The more appropriate term is “dependence.” Again, let’s begin with Webster’s: “the quality or state of being influenced or determined by or subject to another.”
But when we expand on that from our medical source, we again get a much more limited perspective: “Most pain patients taking opioids are not addicted to drugs. What is true of them is that they usually become physically dependent on the drug. Physical dependence has nothing to do with addiction. It simply means that a habituated user will experience certain symptoms if the drug is stopped abruptly.”
In other words, it’s the withdrawal from these substances, over and above the agonies they are taken to ameliorate (and which now recur in the absence of the medication), that create the larger problems. When this withdrawal process is done under uncontrolled conditions, as with the street-drug user, it can lead to major complications; when done under a competent pain-specialist’s care, it may still involve some agonies, but with the right guidance and monitoring the process can produce a productive member of society — one free from the burden of a cured ailment, as well as that of its curative painkillers.
* * *
The problem, of course, is that this perspective may give more weight to the “just say no!” anti-drug crusaders, who continue to confuse the “recreational street use” of controlled substances with the medically necessary treatment of continuing and chronic pain. This ignores the plight of those who truly must remain medicated, just to cope with their chronic-pain issues: Those pills, patches and other measures are often merely allowing them to conduct their lives, in spite of these irreparable conditions; the assumptions from other people they must also overcome just add to their burdens.

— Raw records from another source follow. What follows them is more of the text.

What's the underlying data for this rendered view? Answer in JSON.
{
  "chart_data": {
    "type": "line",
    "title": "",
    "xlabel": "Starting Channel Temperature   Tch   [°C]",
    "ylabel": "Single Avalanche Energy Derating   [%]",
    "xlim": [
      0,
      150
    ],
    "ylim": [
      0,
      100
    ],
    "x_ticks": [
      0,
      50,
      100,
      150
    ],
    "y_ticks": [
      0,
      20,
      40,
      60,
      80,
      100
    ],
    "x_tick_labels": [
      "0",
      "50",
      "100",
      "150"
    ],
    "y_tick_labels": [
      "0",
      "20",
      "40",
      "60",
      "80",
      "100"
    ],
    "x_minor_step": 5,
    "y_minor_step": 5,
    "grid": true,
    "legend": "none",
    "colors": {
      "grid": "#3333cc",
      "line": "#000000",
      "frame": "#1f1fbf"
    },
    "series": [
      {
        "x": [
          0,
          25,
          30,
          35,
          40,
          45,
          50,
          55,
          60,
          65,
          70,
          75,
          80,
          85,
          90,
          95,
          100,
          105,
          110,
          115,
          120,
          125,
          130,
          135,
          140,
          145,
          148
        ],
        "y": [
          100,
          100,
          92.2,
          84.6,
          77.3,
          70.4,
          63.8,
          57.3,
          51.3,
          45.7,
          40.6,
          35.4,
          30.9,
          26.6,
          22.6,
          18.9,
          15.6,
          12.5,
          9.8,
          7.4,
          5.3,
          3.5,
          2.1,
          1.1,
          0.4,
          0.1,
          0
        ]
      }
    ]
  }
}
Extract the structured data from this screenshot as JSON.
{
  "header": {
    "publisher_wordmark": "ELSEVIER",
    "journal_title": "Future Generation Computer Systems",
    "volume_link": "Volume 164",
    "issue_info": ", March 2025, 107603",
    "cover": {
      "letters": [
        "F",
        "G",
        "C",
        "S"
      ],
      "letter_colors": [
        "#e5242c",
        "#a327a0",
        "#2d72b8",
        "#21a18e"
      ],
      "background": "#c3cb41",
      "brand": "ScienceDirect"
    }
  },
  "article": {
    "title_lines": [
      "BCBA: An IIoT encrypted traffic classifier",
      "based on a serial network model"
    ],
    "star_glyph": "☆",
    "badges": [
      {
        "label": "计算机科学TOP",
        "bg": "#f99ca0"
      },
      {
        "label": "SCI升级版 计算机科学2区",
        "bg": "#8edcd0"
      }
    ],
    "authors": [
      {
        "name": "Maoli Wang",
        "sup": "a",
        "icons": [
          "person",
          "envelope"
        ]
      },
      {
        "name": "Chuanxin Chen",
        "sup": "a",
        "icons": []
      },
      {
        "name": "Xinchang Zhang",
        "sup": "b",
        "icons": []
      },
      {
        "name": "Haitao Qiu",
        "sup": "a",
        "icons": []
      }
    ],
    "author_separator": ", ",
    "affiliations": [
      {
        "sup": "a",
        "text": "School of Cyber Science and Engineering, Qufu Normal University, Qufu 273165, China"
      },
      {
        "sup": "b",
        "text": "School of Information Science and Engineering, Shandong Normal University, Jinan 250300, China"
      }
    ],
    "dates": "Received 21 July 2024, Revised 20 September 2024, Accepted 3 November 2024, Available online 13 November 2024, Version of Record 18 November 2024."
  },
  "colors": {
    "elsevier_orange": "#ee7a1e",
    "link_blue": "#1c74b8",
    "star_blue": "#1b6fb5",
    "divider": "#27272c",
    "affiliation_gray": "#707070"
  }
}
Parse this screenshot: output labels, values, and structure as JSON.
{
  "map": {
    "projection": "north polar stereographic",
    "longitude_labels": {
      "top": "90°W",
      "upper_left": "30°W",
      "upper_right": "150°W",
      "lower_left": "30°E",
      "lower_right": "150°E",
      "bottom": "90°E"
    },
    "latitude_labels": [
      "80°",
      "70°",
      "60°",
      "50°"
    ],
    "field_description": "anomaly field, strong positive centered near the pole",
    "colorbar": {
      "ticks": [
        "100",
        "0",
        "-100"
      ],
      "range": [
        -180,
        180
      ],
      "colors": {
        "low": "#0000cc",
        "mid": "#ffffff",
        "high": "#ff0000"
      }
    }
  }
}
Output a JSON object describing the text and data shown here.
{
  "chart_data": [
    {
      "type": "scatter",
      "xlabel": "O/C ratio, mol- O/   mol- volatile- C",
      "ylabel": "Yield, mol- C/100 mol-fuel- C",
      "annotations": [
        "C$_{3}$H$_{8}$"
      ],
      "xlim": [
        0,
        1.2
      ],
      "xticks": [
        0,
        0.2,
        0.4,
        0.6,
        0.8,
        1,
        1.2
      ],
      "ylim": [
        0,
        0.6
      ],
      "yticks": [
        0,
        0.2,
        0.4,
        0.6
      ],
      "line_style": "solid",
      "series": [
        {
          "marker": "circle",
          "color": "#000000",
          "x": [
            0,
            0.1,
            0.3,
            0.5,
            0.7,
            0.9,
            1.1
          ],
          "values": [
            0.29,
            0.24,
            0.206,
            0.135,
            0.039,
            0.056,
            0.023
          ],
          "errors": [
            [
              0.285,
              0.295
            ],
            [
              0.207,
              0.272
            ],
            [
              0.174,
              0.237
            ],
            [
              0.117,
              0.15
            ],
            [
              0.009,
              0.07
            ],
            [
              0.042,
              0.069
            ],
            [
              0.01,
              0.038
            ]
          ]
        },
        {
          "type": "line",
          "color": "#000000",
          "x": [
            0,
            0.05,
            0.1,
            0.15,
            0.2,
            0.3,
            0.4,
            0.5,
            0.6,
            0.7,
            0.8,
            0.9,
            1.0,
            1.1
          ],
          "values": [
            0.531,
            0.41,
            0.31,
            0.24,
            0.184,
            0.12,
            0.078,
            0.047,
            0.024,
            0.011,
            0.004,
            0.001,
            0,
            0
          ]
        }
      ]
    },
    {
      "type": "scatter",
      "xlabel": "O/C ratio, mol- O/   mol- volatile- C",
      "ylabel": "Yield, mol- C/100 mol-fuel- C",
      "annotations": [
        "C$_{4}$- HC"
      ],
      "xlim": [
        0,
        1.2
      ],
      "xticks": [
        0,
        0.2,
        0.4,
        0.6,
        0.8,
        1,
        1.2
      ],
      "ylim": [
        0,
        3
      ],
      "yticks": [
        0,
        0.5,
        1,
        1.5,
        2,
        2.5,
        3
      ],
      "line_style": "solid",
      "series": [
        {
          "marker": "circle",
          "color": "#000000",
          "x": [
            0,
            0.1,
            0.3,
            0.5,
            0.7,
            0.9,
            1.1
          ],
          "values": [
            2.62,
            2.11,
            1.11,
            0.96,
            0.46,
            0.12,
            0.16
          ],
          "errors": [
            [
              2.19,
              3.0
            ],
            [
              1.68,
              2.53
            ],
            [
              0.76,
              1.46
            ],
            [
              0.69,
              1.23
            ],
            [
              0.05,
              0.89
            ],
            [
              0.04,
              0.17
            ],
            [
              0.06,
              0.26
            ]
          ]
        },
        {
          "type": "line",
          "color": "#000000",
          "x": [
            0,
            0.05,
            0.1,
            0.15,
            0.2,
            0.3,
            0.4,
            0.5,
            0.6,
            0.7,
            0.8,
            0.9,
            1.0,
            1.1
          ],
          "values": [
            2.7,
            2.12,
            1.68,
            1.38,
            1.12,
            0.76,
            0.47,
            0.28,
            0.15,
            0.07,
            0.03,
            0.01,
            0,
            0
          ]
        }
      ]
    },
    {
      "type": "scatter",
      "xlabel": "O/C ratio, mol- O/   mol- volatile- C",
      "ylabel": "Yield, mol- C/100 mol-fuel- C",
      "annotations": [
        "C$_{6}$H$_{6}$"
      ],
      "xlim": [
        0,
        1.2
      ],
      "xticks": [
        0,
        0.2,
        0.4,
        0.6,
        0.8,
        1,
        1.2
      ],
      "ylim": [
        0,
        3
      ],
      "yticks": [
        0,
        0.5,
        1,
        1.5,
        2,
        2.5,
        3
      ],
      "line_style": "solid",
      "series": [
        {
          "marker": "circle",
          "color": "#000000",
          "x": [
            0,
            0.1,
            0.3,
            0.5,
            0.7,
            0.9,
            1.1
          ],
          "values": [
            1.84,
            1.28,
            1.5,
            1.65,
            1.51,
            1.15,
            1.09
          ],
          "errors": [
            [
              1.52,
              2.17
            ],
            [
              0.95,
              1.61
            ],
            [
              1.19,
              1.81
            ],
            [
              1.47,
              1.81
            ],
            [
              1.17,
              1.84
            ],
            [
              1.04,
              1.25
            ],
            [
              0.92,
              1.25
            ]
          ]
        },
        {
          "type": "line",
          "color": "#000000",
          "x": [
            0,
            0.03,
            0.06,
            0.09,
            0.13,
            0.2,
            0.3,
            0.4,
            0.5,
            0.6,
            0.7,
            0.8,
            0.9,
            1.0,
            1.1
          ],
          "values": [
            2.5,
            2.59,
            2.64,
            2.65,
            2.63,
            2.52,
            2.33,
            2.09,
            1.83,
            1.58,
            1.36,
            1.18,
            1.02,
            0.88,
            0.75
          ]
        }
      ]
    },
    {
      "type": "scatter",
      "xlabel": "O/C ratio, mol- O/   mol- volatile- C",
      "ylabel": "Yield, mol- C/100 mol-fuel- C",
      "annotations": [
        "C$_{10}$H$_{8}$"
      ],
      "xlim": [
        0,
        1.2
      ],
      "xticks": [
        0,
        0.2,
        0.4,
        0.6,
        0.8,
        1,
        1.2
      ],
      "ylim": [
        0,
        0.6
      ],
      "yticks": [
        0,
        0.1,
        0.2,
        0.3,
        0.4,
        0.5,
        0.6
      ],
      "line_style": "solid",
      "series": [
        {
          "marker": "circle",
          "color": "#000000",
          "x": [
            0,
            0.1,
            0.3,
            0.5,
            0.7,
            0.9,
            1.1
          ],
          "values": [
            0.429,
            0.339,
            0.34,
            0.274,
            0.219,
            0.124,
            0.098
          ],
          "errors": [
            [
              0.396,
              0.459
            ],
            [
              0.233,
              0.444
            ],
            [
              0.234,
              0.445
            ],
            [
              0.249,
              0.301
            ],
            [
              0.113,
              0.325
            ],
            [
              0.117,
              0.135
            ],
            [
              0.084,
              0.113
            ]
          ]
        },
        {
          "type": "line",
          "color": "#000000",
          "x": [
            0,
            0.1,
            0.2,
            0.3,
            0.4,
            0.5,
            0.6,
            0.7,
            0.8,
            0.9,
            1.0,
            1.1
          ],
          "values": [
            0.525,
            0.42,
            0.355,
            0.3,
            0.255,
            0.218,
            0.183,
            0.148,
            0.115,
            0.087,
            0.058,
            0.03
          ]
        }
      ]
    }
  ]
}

The result is a fear-based context, present in hospital emergency rooms as well as individual doctor’s offices, one that makes physicians and nurses alike assume they’re supposed to focus on “stopping drug seeking addicts” and sending them to detox — long before they even begin to diagnose and treat those who are honest chronic-pain sufferers in need. Changing that paradigm and those attitudes is a major piece in the puzzle of treating “drug addiction.”